Корбес, раскрывавший рот лишь в случаях крайней необходимости, безмолвно пожал плечами.

– Я внимательно выслушал предложение мэтра Менотти, – продолжал Берфитт. – Сразу же выскажу свое мнение: оно мне совершенно не нравится.

– Как и мне, – тут же присоединился Юровиц. Корбес кивнул.

– Но, господа, я не согласен совсем не по тем причинам, по каким его отвергаете вы. Ни один из вас просто не хочет лишних волнений, и это совершенно понятно, однако, и столь же совершенно необоснованно. Мне же оно не по вкусу потому, что оно слишком примитивно. Лишено той искры фантазии, которая только и делает всякое произведение ума великим.

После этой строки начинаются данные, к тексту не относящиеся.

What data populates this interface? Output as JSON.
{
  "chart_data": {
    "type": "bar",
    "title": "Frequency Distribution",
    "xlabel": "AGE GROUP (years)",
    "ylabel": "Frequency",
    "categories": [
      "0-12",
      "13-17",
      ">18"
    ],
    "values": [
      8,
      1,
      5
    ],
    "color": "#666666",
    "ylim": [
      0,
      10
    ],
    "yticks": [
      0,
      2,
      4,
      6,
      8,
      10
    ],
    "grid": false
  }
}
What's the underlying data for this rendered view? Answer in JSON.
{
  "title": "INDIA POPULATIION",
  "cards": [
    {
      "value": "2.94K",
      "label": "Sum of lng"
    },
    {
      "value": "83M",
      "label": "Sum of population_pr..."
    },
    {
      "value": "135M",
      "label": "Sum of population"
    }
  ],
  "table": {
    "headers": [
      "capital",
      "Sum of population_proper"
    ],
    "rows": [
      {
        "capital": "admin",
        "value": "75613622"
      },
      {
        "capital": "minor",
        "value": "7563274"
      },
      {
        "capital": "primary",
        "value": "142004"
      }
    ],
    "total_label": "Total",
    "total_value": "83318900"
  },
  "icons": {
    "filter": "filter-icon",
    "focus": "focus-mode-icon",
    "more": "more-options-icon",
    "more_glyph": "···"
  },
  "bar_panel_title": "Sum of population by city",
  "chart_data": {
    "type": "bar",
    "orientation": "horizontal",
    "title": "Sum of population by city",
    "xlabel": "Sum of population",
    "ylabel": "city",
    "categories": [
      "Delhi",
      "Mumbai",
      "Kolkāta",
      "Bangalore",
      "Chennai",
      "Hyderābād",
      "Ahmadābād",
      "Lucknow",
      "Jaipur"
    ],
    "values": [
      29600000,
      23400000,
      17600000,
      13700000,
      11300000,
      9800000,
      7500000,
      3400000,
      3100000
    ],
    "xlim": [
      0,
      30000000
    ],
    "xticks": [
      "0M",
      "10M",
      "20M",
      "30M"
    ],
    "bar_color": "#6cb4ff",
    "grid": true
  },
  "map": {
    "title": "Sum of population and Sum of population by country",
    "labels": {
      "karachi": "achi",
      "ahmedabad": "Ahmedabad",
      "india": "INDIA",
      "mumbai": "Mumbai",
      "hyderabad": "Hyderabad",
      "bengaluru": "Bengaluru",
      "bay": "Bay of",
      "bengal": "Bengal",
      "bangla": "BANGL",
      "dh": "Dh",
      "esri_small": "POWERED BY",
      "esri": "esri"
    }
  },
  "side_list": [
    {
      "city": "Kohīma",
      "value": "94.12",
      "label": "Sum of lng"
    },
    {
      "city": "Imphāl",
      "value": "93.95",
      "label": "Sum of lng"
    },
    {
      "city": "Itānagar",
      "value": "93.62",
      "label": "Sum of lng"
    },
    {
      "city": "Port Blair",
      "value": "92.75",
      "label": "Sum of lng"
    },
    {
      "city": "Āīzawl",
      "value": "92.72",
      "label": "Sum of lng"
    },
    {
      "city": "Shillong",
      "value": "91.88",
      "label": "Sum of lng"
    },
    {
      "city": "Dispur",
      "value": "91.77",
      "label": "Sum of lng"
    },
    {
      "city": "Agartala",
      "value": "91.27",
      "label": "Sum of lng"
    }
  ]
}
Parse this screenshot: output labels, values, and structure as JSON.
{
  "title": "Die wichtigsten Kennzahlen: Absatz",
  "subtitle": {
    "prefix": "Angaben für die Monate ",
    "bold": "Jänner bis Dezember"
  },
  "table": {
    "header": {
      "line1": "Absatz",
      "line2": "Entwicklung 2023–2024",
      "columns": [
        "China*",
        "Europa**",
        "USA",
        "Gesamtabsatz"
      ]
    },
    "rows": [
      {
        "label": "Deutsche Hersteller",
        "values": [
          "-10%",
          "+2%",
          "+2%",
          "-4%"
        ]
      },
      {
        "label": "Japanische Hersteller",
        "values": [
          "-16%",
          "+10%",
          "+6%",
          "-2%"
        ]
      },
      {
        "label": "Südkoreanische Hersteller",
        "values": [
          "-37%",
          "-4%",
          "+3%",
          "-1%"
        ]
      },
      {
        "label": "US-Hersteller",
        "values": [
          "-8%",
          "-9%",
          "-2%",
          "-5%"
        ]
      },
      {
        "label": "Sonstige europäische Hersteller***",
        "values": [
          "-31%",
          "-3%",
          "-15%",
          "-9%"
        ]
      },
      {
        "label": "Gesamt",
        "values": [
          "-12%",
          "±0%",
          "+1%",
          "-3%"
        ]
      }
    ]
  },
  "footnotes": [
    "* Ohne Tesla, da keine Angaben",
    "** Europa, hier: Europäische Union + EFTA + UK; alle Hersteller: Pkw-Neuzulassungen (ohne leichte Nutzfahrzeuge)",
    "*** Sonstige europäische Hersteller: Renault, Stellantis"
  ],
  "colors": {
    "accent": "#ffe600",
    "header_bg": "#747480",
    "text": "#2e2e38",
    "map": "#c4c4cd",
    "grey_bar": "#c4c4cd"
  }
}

Наш адвокат лишь начал думать, но остановился на полдороге. Я же развил его идею до конца. Сейчас я объясню вам, как все должно выглядеть с моей точки зрения, и вы убедитесь в том, что никто из вас ничем, совершенно ничем не рискует, зато, не неся никаких дополнительных расходов, заметно увеличит доходы.

Главный врач и директор Пристани Ветеранов лишь бегло переглянулись, ни один не сказал ни слова. Менотти улыбался так ослепительно, как будто его только что похвалили. Берфитт усмехнулся и заговорил вновь.

На изложение придуманного им плана ушло не менее десяти минут, и настроение присутствовавших за эти минуты стремительно поднималось от точки замерзания почти до точки кипения.

– Выберите одну из ваших периферийных Ферм, с которой можно было бы начать, – в заключение сказал он Корбесу. – Я не занимался делами фонда «Призрение», однако, структура ваша мне в общем известна. Через четыре часа я вылетаю в Москву, как я уже говорил доктору, по делам фонда «Лазарет», но могу позволить себе заняться и вашими делами. Что же касается Фермы, то, насколько я помню, у вас есть одна в Раинде… Думаю, она вполне пригодна для нашего эксперимента.